On 12/4/20 3:27 PM, Sam Whited wrote:
FWIW I was a big proponent of doing it this way too, but I've changed my
mind after seeing too many grapheme segmentation implementations be
broken in small, different, ways. My new position is that we have to
just count bytes and figure out a sane behavior in case someone sends us
an invalid offset in the middle of a codepoint or something. This is
encoding agnostic (not that it matters for XMPP) and makes it very easy
to count: go to that byte offset, check if we're on any sort of UTF-8
boundary, if so call it a day, if not do whatever the fallback is.

This also reads like it is mixing multiple independent layers, i.e. the bytes on the wire with the data you receive in the higher layers, e.g. your XMPP API may provide a method Message.getBody(), which returns a String.
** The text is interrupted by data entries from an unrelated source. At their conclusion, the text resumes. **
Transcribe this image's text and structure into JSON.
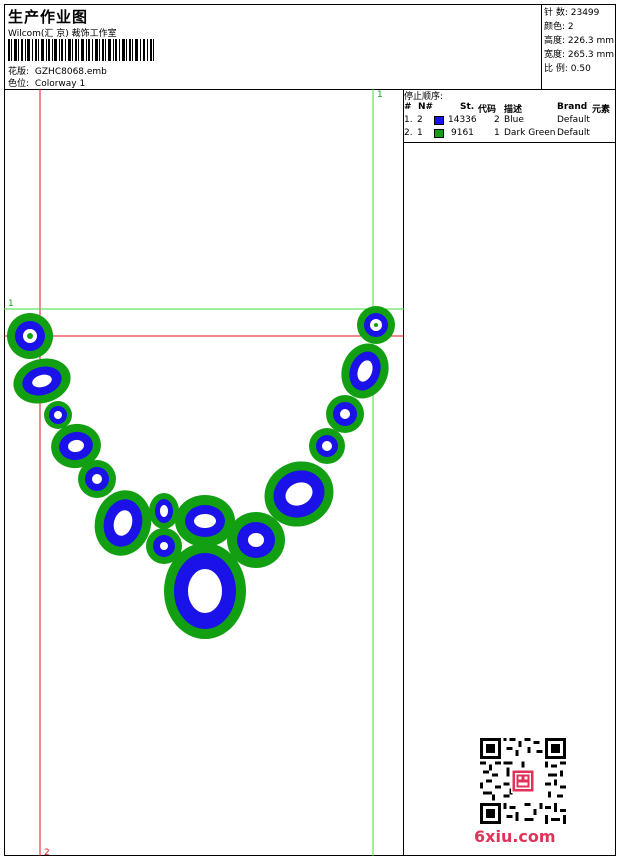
{
  "header": {
    "title": "生产作业图",
    "subtitle": "Wilcom(汇 京) 裁饰工作室",
    "design_label": "花版:",
    "design_value": "GZHC8068.emb",
    "colorway_label": "色位:",
    "colorway_value": "Colorway 1"
  },
  "specs": {
    "stitches": "针 数: 23499",
    "colors": "颜色: 2",
    "height": "高度: 226.3 mm",
    "width": "宽度: 265.3 mm",
    "scale": "比 例: 0.50"
  },
  "design": {
    "hoop_marker_top": "1",
    "hoop_marker_left": "1",
    "hoop_marker_bottom": "2",
    "colors": {
      "blue": "#1a12e8",
      "green": "#12a012",
      "red_line": "#e0141e",
      "green_line": "#3ddc3d"
    }
  },
  "legend": {
    "title": "停止顺序:",
    "headers": {
      "num": "#",
      "needle": "N#",
      "st": "St.",
      "code": "代码",
      "desc": "描述",
      "brand": "Brand",
      "elem": "元素"
    },
    "rows": [
      {
        "num": "1.",
        "needle": "2",
        "swatch": "#1a12e8",
        "st": "14336",
        "code": "2",
        "desc": "Blue",
        "brand": "Default"
      },
      {
        "num": "2.",
        "needle": "1",
        "swatch": "#12a012",
        "st": "9161",
        "code": "1",
        "desc": "Dark Green",
        "brand": "Default"
      }
    ]
  },
  "watermark": {
    "text": "6xiu.com"
  }
}
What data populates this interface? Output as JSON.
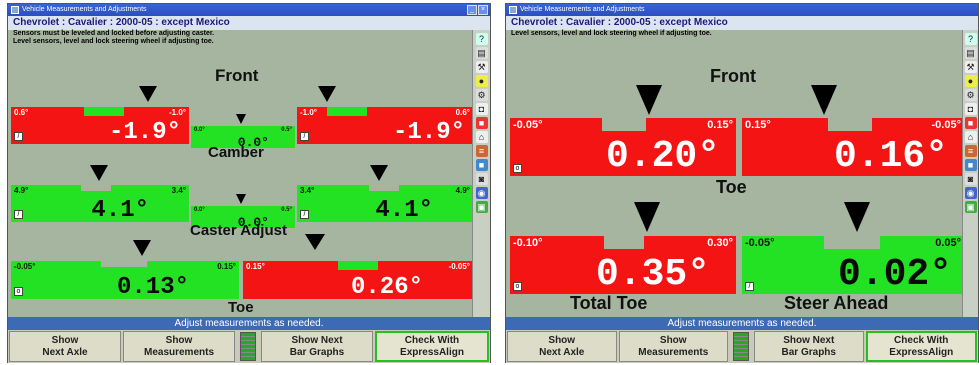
{
  "left": {
    "title": "Vehicle Measurements and Adjustments",
    "vehicle": "Chevrolet : Cavalier : 2000-05 : except Mexico",
    "instructions": [
      "Sensors must be leveled and locked before adjusting caster.",
      "Level sensors, level and lock steering wheel if adjusting toe."
    ],
    "front_label": "Front",
    "camber_label": "Camber",
    "caster_label": "Caster Adjust",
    "toe_label": "Toe",
    "camber_left": {
      "min": "0.6°",
      "max": "-1.0°",
      "value": "-1.9°",
      "status": "red"
    },
    "camber_cross": {
      "min": "0.0°",
      "max": "0.5°",
      "value": "0.0°",
      "status": "green"
    },
    "camber_right": {
      "min": "-1.0°",
      "max": "0.6°",
      "value": "-1.9°",
      "status": "red"
    },
    "caster_left": {
      "min": "4.9°",
      "max": "3.4°",
      "value": "4.1°",
      "status": "green"
    },
    "caster_cross": {
      "min": "0.0°",
      "max": "0.5°",
      "value": "0.0°",
      "status": "green"
    },
    "caster_right": {
      "min": "3.4°",
      "max": "4.9°",
      "value": "4.1°",
      "status": "green"
    },
    "toe_left": {
      "min": "-0.05°",
      "max": "0.15°",
      "value": "0.13°",
      "status": "green"
    },
    "toe_right": {
      "min": "0.15°",
      "max": "-0.05°",
      "value": "0.26°",
      "status": "red"
    }
  },
  "right": {
    "title": "Vehicle Measurements and Adjustments",
    "vehicle": "Chevrolet : Cavalier : 2000-05 : except Mexico",
    "instructions": [
      "Level sensors, level and lock steering wheel if adjusting toe."
    ],
    "front_label": "Front",
    "toe_label": "Toe",
    "total_toe_label": "Total Toe",
    "steer_ahead_label": "Steer Ahead",
    "toe_left": {
      "min": "-0.05°",
      "max": "0.15°",
      "value": "0.20°",
      "status": "red"
    },
    "toe_right": {
      "min": "0.15°",
      "max": "-0.05°",
      "value": "0.16°",
      "status": "red"
    },
    "total_toe": {
      "min": "-0.10°",
      "max": "0.30°",
      "value": "0.35°",
      "status": "red"
    },
    "steer_ahead": {
      "min": "-0.05°",
      "max": "0.05°",
      "value": "0.02°",
      "status": "green"
    }
  },
  "status_text": "Adjust measurements as needed.",
  "buttons": {
    "next_axle": "Show\nNext Axle",
    "measurements": "Show\nMeasurements",
    "next_bar": "Show Next\nBar Graphs",
    "express": "Check With\nExpressAlign"
  },
  "colors": {
    "out_of_spec": "#f41414",
    "in_spec": "#23e223",
    "status_bar": "#3d6ab5"
  },
  "sidebar_icons": [
    "help-icon",
    "print-icon",
    "tools-icon",
    "yellow-icon",
    "wrench-icon",
    "camera-icon",
    "red-icon",
    "home-icon",
    "graph-icon",
    "blue-icon",
    "camera2-icon",
    "globe-icon",
    "tire-icon"
  ]
}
But this String will be represented in your programming language's native String representation, which may or may not match the bytes on the wire.

As I do not know any alternative, grapheme cluster counting is the only sound way for interoperability and does not exclude our friends from all over the world and their characters. Which is important to me.

However, I have a counter proposal that goes into a similar direction as yours: Even if the specification asks for grapheme clusters, there is nothing wrong to fallback to character counting if you haven't implemented grapheme cluster counting (yet). I would expect that it will just work most of the time (for users of the arabic alphabet).

While this does in no way allow for sound interoperability, it is some sort of opportunistic interoperability.